さっきまでファイノンは先導していたはずなのに、いつのまにか男が並んでいる。

3番ゲート前に着いた。
ファイノンは一拍、置く。
これまで数え切れないほど言ってきた言葉だ。それを口にするだけなのに、どうしてこんなに勇気が要るんだろう。
何度も頭の中で台詞を逡巡させる。男は待っている。
「そろそろ行く——
言葉にする。
「君とまた話したい」
喉が少し渇く。
「どうすれば会える?」
男は考える。本当に考えている。
「俺はよくあのバーへ行くから
「そうじゃなくて」
拒む。これからも偶然の巡りあわせを願いたいわけじゃない。
そして一歩踏み込む。
教えてほしいんだ。連絡先」
これが本当の一歩だ。
——初めて、欲しがった。
仕事も、趣味も、おそらく生活も、何一つ共通点なんてないけれど、なぜかもっと知りたいと思う。引力に引き寄せられる。

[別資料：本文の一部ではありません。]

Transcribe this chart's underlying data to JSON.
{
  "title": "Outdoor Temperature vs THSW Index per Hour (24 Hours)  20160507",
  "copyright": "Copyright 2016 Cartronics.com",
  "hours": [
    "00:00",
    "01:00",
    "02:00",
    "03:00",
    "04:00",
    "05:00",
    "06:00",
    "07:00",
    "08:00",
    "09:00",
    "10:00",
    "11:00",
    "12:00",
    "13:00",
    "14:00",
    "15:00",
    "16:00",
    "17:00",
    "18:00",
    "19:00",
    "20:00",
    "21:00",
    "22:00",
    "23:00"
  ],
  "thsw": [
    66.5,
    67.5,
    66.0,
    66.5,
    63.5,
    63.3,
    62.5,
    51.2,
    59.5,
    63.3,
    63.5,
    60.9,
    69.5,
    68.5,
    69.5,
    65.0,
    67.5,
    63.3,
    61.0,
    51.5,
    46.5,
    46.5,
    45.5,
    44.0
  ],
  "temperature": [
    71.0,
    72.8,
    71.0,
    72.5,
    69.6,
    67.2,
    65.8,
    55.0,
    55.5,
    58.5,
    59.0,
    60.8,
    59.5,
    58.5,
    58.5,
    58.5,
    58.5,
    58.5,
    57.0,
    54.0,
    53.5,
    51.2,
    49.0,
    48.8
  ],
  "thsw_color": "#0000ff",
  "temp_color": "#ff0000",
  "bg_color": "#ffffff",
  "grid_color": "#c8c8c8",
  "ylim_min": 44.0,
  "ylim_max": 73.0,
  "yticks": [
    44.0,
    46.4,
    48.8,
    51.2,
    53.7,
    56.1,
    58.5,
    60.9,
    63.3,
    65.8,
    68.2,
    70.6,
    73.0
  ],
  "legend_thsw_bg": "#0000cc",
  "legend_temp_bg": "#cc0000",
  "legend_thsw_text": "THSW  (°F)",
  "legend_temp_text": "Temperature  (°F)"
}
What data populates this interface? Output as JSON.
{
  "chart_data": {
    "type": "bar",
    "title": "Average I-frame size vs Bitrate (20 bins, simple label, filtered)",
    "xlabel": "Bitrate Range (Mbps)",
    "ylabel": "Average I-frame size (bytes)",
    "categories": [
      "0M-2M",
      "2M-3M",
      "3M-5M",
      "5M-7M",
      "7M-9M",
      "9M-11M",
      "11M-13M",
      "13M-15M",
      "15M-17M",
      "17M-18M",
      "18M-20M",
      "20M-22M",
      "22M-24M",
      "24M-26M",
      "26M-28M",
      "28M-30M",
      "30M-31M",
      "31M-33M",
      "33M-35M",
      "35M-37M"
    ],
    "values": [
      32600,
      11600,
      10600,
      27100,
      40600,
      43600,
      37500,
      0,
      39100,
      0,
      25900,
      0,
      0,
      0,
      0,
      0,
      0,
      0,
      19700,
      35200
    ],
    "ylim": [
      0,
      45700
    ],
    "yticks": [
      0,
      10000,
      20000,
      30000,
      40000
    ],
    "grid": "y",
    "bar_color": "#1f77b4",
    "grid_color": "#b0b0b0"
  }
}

男はしばらく黙る。この場をやり過ごす理由を探しているのではなく、ただ、測っていた。
そして。
打て」
低い声で、男が番号を告げる。告げることを選んだ。
ファイノンは確認する。ダブルチェック。問題ない。顔を上げる。
「ありがとう」
男は初めてファイノンの笑顔に触れる。
これまでに見てきた人当たりのいいそれではない。小さな勇気を出して、自分で選んだ者の笑顔。
男は一瞬、言葉を失う。
この男、こんな顔もするのか。

「それで
呆気にとられて何も言えないでいる男に、ファイノンが尋ねる。
「君の名前は?」


+  +  +  +  +  +  +  +  +  +  +  +  


その夜、ファイノンは久しぶりに自分からメッセージを送った。
メデイモスへ。

 Phainon:今日はありがとう。助かったのは僕のほうかも

既読はすぐにつく。

 Mydei :気にするな

素っ気ない。
でも返ってくる。


+  +  +  +  +  +  +  +  +  +  +  +  


ファイノンは偶然を装わなくなった。
メデイモスが立ち寄れるとき。ファイノンが地上にいるとき。ふたりが噛み合うときに会う。

「そういえばさ」
付け合せのナッツをかじりながらファイノンが言う。
「前に君のライブに行くよって言っただろ?」
「言ったな」
「あとで気づいたんだ。君の名前もバンドも知らなかったことにね。おかしな話だろ?」
「それはおかしいな」
それからずっと言えずにいた。本当はまだ君の勇姿を見ていないんだって」
沈黙。
「知っている」
「やっぱり?」
「名前を聞かれたのは久々だからな」
スマートフォンを取り出すメデイモス。何かを打ち込み、テーブルにスマホを置くと同時にファイノンに通知がくる。

 Mydei :今週金曜 19:00 【リンク】

その場でメッセージに添付されたURLを確認する。
画面をスクロール。
固まる。
「え?」
時間があったら来い。俺の音の売り方を教えてやる」
ファイノンは顔を上げて、目の前の男とスマホの画面を見比べる。
……ああ」
小さく笑う。
「そういうことか」
メデイモスは肩をすくめる。
「俺も言っていなかった」
「聞かなかったから」
互いに、少し笑う。

モーディスが、耳に胼胝ができるほど街中で聴いた曲の作者だと知ったのはその時のことだった。
ファイノンはグラスを回す。溶けかけの氷がぶつかって、小さな音を立てる。

偶然に頼らなくなった。
自分で番号を打ち込んだ。
自分でメッセージを送った。

選び始めた。

人は、選択を始めた瞬間から、もう戻れない。
安定した軌道を持つ二つの人生が、今、ゆっくりと引力圏に入っている。